Friday, May 27, 2011

Depressing if True

William Greider, writing for The Nation, seems to think that while Republicans have certainly done their best to demonize Elizabeth Warren, there are folks surrounding President Barack Obama who also don't want this candid woman to chair the Consumer Financial Protection Bureau. Greider's information relies on a Very Reliable Source, unnamed, so who can really tell how accurate this is. But based on what I've read about the financial industry and how all those finance guys seem to end up in positions of power around the presidency (including Obama's), I wouldn't be surprised. Here's a quote from Greider:
Tim Geithner, said my Very Reliable Source, really, really doesn’t want Elizabeth Warren in the position where she is sure to be a tough-minded and independent voice on major financial-policy issues. As CFPB director, Warren would also sit on the new “systemic risk” council of regulators who decide very large questions like “too big to fail.” The other regulators can outvote her easily enough, but Warren has an alarming history of personal candor. She says what she thinks, out loud and in public. That naturally disturbs the club members, all of whom have a rank history of making life easier for the big boys of banking.

Warren made her integrity clear when she served as chair of the Congressional Oversight Panel digging into the financial crisis and bailouts. Her investigations turned up alarming facts the bankers and bank regulators wished to avoid. Furthermore, Warren was often dissenting on legislative issues Geithner and team were pushing in the congressional debates on financial reform. Geithner doesn’t tolerate contrary thinkers in his midst; witness the galaxy of Wall Streeters he recruited to run the Treasury department. Geithner is a favorite of the president’s, perhaps because he is absolutely faithful to the financial establishment’s best interests. [William Greider, "Why is Obama Dragging his Heels on Appointing Elizabeth Warren to head CPFB?," The Nation, 27 May 2011.]

I don't know the answer to the question in the title of Greider's article, and I'm no expert. But I've read enough about the economic crisis to know that we can't blame just one political party for all the deregulation that eventually led to the risks that the financial industry took and the financial crisis that ensued. Those at the top seem to cover each other's backs very well. Just sayin'.
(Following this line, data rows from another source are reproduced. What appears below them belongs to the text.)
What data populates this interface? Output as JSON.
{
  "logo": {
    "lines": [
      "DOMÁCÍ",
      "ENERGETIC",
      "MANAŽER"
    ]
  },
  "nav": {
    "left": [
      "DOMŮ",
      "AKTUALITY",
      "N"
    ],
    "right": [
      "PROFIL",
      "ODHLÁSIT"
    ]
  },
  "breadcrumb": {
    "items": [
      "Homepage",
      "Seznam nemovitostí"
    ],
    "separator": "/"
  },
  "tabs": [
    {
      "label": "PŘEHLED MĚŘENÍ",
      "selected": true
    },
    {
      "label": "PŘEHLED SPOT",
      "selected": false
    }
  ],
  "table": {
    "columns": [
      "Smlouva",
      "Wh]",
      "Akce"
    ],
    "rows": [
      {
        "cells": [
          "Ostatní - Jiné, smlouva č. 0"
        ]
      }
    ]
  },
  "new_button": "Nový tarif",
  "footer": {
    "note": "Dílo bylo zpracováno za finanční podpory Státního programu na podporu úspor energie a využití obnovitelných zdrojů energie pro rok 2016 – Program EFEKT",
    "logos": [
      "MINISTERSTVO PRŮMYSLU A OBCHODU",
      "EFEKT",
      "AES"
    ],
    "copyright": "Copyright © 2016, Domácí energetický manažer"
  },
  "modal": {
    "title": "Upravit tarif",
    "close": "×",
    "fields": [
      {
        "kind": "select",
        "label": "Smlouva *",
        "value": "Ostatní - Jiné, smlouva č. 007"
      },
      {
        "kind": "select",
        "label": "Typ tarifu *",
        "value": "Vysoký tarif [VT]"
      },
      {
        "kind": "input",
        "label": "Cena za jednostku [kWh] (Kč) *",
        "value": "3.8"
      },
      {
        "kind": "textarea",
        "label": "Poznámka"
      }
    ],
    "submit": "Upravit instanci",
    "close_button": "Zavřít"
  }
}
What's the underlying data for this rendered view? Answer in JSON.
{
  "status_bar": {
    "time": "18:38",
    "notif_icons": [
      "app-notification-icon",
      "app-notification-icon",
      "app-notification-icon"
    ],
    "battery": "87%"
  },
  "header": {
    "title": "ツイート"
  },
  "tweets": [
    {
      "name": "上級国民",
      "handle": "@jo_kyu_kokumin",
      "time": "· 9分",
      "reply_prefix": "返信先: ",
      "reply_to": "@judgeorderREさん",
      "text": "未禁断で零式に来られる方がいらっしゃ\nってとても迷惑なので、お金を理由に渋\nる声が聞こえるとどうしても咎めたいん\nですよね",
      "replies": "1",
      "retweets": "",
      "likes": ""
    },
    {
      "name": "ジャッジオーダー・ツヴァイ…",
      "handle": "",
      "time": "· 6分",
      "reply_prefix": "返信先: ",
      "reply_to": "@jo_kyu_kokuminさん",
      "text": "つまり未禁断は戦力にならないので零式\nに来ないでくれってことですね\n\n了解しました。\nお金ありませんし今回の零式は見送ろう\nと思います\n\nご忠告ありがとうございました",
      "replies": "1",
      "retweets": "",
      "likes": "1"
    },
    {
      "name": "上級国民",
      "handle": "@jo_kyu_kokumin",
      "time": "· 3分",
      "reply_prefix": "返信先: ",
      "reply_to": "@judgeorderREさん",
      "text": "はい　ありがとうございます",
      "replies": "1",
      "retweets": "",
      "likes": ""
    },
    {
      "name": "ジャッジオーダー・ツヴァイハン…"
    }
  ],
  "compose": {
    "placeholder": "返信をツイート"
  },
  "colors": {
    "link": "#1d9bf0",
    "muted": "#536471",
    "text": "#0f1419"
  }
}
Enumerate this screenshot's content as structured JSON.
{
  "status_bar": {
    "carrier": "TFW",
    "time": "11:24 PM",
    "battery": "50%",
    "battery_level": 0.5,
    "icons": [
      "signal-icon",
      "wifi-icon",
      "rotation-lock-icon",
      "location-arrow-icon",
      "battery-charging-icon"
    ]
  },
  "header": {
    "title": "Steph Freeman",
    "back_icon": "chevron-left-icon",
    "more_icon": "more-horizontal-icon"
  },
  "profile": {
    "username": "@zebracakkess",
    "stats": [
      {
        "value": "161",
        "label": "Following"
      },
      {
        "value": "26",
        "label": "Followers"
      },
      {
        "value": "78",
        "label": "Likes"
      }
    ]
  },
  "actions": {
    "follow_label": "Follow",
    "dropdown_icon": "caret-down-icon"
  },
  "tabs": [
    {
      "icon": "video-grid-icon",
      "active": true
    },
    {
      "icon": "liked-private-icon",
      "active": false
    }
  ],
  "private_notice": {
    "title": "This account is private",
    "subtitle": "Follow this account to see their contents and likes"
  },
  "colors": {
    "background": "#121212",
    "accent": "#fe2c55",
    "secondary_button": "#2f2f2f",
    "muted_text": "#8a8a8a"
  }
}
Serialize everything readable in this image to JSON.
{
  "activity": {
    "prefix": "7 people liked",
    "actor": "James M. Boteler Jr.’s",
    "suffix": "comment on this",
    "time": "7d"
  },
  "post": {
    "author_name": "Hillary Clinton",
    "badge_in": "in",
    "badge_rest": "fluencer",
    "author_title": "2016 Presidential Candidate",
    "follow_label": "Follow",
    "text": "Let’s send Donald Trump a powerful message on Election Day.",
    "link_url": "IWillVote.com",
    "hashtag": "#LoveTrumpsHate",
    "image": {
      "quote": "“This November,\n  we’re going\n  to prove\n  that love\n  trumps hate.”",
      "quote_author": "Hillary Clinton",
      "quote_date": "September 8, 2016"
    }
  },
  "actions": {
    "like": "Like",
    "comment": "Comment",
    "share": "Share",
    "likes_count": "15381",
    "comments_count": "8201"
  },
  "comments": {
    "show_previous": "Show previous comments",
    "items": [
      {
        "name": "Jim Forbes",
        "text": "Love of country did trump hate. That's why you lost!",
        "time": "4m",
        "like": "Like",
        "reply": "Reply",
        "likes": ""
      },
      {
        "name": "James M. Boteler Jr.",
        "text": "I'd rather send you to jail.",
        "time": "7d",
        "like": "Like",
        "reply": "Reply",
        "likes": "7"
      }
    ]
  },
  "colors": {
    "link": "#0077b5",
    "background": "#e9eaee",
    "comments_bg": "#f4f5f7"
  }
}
David Corn, an editor for Mother Jones and a former editor of The Nation, described the distance between Timothy Geithner and Elizabeth Warren in this article on HuffPost's "Politics Daily," in 2010. Here is a quote from Corn's article: "Elizabeth Warren Vs. Timothy Geithner: A Big Decision for Obama."
As head of the bailout oversight panel, Warren has fiercely called out Geithner and Treasury on a number of fronts: for providing a backdoor bailout to AIG, for botching homeowner relief programs, for failing to get mega-banks to resume lending. Moreover, she's an articulate and thoughtful populist, who applies a Main Street-first perspective toward financial matters and who has been a scourge of credit card companies and banks. Geithner is a member of the Big Finance establishment; he's no crusader.

It would be nice to have an "articulate and thoughtful populist" on one's side.